The profit DUB-SIN-REF from refining a barrel of benchmark Dubai crude into fuels in Singapore rose to $6.81 a barrel on Wednesday, the most since May 22. The margin, a proxy for refiners across Asia, was at $6.70 on Thursday, on pace for a 66 percent monthly increase since the of June, the most since September 2015.
Profit margins in July rebounded from a two-year low $3.85 a barrel in June. Since the end of last month, the profit from producing gasoline GL92-SIN-CRK more than doubled and margins for naphtha rose 53 percent, pushing the gains in overall margins. NAF-SIN-CRK
“Refining margins appear to have been supported by a combination of factors, including seasonally-stronger demand for gasoline and (middle) distillates, particularly across the emerging markets,” said Peter Lee, oil & gas analyst of BMI Research.
Fuel oil margins in July were also supported as less supply arrived in Asia from Europe.
Margins are unlikely to maintain their recent gains as Chinese fuel exports may continue to increase and oil prices rebound.
“Risks to subsequent quarters’ margins lie to the downside, amid relentless fuels exports out of China, stronger oil prices and potential spill-over effects onto retail prices and consumer appetite,” said BMI’s Lee.

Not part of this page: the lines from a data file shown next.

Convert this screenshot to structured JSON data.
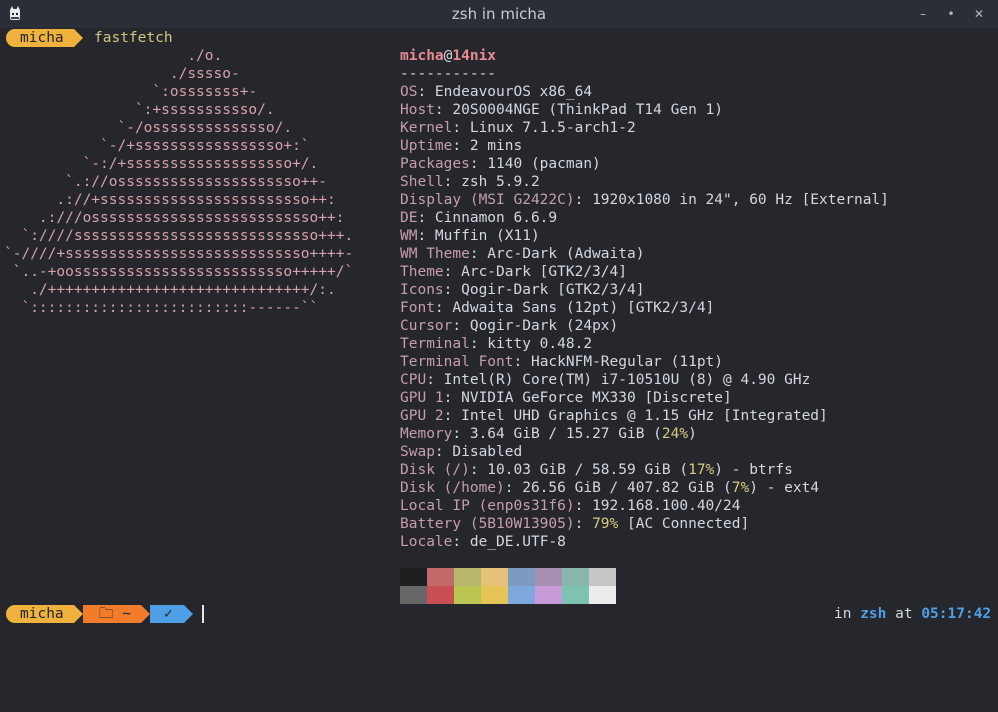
{
  "window": {
    "title": "zsh in micha",
    "minimize": "–",
    "maximize": "•",
    "close": "✕"
  },
  "prompt1": {
    "user": "micha",
    "command": "fastfetch"
  },
  "logo_lines": [
    "                     ./o.",
    "                   ./sssso-",
    "                 `:osssssss+-",
    "               `:+sssssssssso/.",
    "             `-/ossssssssssssso/.",
    "           `-/+sssssssssssssssso+:`",
    "         `-:/+sssssssssssssssssso+/.",
    "       `.://osssssssssssssssssssso++-",
    "      .://+ssssssssssssssssssssssso++:",
    "    .:///ossssssssssssssssssssssssso++:",
    "  `:////ssssssssssssssssssssssssssso+++.",
    "`-////+ssssssssssssssssssssssssssso++++-",
    " `..-+oosssssssssssssssssssssssso+++++/`",
    "   ./++++++++++++++++++++++++++++++/:.",
    "  `:::::::::::::::::::::::::------``"
  ],
  "header": {
    "user": "micha",
    "at": "@",
    "host": "14nix",
    "separator": "-----------"
  },
  "info": [
    {
      "label": "OS",
      "parts": [
        {
          "t": ": EndeavourOS x86_64"
        }
      ]
    },
    {
      "label": "Host",
      "parts": [
        {
          "t": ": 20S0004NGE (ThinkPad T14 Gen 1)"
        }
      ]
    },
    {
      "label": "Kernel",
      "parts": [
        {
          "t": ": Linux 7.1.5-arch1-2"
        }
      ]
    },
    {
      "label": "Uptime",
      "parts": [
        {
          "t": ": 2 mins"
        }
      ]
    },
    {
      "label": "Packages",
      "parts": [
        {
          "t": ": 1140 (pacman)"
        }
      ]
    },
    {
      "label": "Shell",
      "parts": [
        {
          "t": ": zsh 5.9.2"
        }
      ]
    },
    {
      "label": "Display (MSI G2422C)",
      "parts": [
        {
          "t": ": 1920x1080 in 24\", 60 Hz [External]"
        }
      ]
    },
    {
      "label": "DE",
      "parts": [
        {
          "t": ": Cinnamon 6.6.9"
        }
      ]
    },
    {
      "label": "WM",
      "parts": [
        {
          "t": ": Muffin (X11)"
        }
      ]
    },
    {
      "label": "WM Theme",
      "parts": [
        {
          "t": ": Arc-Dark (Adwaita)"
        }
      ]
    },
    {
      "label": "Theme",
      "parts": [
        {
          "t": ": Arc-Dark [GTK2/3/4]"
        }
      ]
    },
    {
      "label": "Icons",
      "parts": [
        {
          "t": ": Qogir-Dark [GTK2/3/4]"
        }
      ]
    },
    {
      "label": "Font",
      "parts": [
        {
          "t": ": Adwaita Sans (12pt) [GTK2/3/4]"
        }
      ]
    },
    {
      "label": "Cursor",
      "parts": [
        {
          "t": ": Qogir-Dark (24px)"
        }
      ]
    },
    {
      "label": "Terminal",
      "parts": [
        {
          "t": ": kitty 0.48.2"
        }
      ]
    },
    {
      "label": "Terminal Font",
      "parts": [
        {
          "t": ": HackNFM-Regular (11pt)"
        }
      ]
    },
    {
      "label": "CPU",
      "parts": [
        {
          "t": ": Intel(R) Core(TM) i7-10510U (8) @ 4.90 GHz"
        }
      ]
    },
    {
      "label": "GPU 1",
      "parts": [
        {
          "t": ": NVIDIA GeForce MX330 [Discrete]"
        }
      ]
    },
    {
      "label": "GPU 2",
      "parts": [
        {
          "t": ": Intel UHD Graphics @ 1.15 GHz [Integrated]"
        }
      ]
    },
    {
      "label": "Memory",
      "parts": [
        {
          "t": ": 3.64 GiB / 15.27 GiB ("
        },
        {
          "t": "24%",
          "pct": true
        },
        {
          "t": ")"
        }
      ]
    },
    {
      "label": "Swap",
      "parts": [
        {
          "t": ": Disabled"
        }
      ]
    },
    {
      "label": "Disk (/)",
      "parts": [
        {
          "t": ": 10.03 GiB / 58.59 GiB ("
        },
        {
          "t": "17%",
          "pct": true
        },
        {
          "t": ") - btrfs"
        }
      ]
    },
    {
      "label": "Disk (/home)",
      "parts": [
        {
          "t": ": 26.56 GiB / 407.82 GiB ("
        },
        {
          "t": "7%",
          "pct": true
        },
        {
          "t": ") - ext4"
        }
      ]
    },
    {
      "label": "Local IP (enp0s31f6)",
      "parts": [
        {
          "t": ": 192.168.100.40/24"
        }
      ]
    },
    {
      "label": "Battery (5B10W13905)",
      "parts": [
        {
          "t": ": "
        },
        {
          "t": "79%",
          "pct": true
        },
        {
          "t": " [AC Connected]"
        }
      ]
    },
    {
      "label": "Locale",
      "parts": [
        {
          "t": ": de_DE.UTF-8"
        }
      ]
    }
  ],
  "palette_top": [
    "#1d1f21",
    "#c26a6a",
    "#b8b86d",
    "#e6c17a",
    "#7d9ac0",
    "#a78fb2",
    "#88b8ad",
    "#c7c7c7"
  ],
  "palette_bottom": [
    "#676767",
    "#c84e53",
    "#b9c64f",
    "#e4c357",
    "#7ea7de",
    "#c79ad8",
    "#7cc3b2",
    "#ececec"
  ],
  "prompt2": {
    "user": "micha",
    "dir": "🗀 ~",
    "status": "✓",
    "right_in": "in ",
    "right_shell": "zsh",
    "right_at": " at ",
    "right_time": "05:17:42"
  },
  "colors": {
    "background": "#25272d",
    "titlebar": "#2b2e36",
    "accent_yellow": "#f0b13d",
    "accent_orange": "#f27c2a",
    "accent_blue": "#4f9fe7",
    "label": "#c79dac",
    "percent": "#d7cb7c"
  }
}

China’s record-breaking gasoil, or diesel, exports have contributed to growing gasoil stockpiles in Asia.
Gasoline inventories in Asia also remain high, despite solid demand in Europe and the United States, with Singapore inventories reported at four-month highs this week.
Even fuel oil margins should drop as more supply comes onto the market.
“We could see pressure on fuel oil cracks emerge as surging fuel-oil rich crude production in Saudi Arabia, UAE, and Russia is likely to boost fuel oil supplies,” said Eugene Lindell, an analyst at JBC Energy.